I can't see much wrong with Rundle Mall either, and it's certainly far from "dying".

My suggestions to make it even better than it already is would be
- Get rid of those embarrassing pig statues, and maybe replace them with some decent, modern and exciting art forms, or preferably a couple of big interesting and modern fountains and some innovative and interesting signage (perhaps detailing local history or culture).
- Replace the existing central kiosks with nicer looking ones (the existing ones look a bit "gothic" to me and I'd prefer a design that was more aesthetically pleasing).
- Put in some large palm trees all along the centre of the mall
. Ensure that there are high quality street performers in the mall at all times (during trading hours) in addition to regular buskers (I notice they have been doing this occasionally lately but it should be more regular)

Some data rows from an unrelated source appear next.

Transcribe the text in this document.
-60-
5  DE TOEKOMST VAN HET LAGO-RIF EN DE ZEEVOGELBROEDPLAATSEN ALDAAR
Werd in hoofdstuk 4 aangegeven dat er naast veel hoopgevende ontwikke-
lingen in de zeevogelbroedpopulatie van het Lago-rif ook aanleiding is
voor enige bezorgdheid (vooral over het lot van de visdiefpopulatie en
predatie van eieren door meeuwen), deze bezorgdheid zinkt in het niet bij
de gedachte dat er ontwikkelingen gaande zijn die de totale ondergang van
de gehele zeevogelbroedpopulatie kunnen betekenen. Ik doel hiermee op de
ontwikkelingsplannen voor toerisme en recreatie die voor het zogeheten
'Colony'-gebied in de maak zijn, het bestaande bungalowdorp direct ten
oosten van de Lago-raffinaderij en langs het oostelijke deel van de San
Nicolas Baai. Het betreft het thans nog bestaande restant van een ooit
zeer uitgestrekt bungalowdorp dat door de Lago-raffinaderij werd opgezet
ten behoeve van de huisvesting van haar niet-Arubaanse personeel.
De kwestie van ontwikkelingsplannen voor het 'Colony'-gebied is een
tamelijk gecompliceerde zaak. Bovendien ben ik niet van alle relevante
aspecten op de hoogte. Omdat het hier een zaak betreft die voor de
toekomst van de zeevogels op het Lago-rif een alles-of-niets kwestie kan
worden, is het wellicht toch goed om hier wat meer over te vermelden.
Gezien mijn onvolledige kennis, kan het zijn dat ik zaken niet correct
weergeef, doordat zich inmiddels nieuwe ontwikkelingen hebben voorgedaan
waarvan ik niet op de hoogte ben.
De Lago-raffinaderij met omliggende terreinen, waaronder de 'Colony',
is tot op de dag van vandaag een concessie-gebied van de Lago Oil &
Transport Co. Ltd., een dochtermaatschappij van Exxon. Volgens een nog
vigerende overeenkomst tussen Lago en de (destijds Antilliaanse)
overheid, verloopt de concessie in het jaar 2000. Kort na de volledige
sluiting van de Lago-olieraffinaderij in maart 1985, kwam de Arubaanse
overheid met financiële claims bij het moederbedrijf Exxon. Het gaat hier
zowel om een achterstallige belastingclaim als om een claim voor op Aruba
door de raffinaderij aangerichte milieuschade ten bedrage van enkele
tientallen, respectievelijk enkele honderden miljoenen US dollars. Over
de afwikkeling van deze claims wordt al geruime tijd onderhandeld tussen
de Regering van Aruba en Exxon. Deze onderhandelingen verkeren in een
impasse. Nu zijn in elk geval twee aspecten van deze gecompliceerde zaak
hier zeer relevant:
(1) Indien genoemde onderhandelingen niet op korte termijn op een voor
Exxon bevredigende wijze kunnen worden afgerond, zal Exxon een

- Encourage all rundle mall retailers to do something different than they do at their suburban stores. This might mean they provide customers with entertainment, or they offer lower prices or different stock than in the suburbs, or they have bigger stores in Rundle Mall with a greater range of stock, or anything else to differentiate them and give people genuine reasons to shop there for something different to what they'll find in the suburbs.

Having said all that, it's not bad as it is and the fact that there are major developments happening at Woolworths and hopefully soon at Harris Scarfe show that investors have confidence in its future.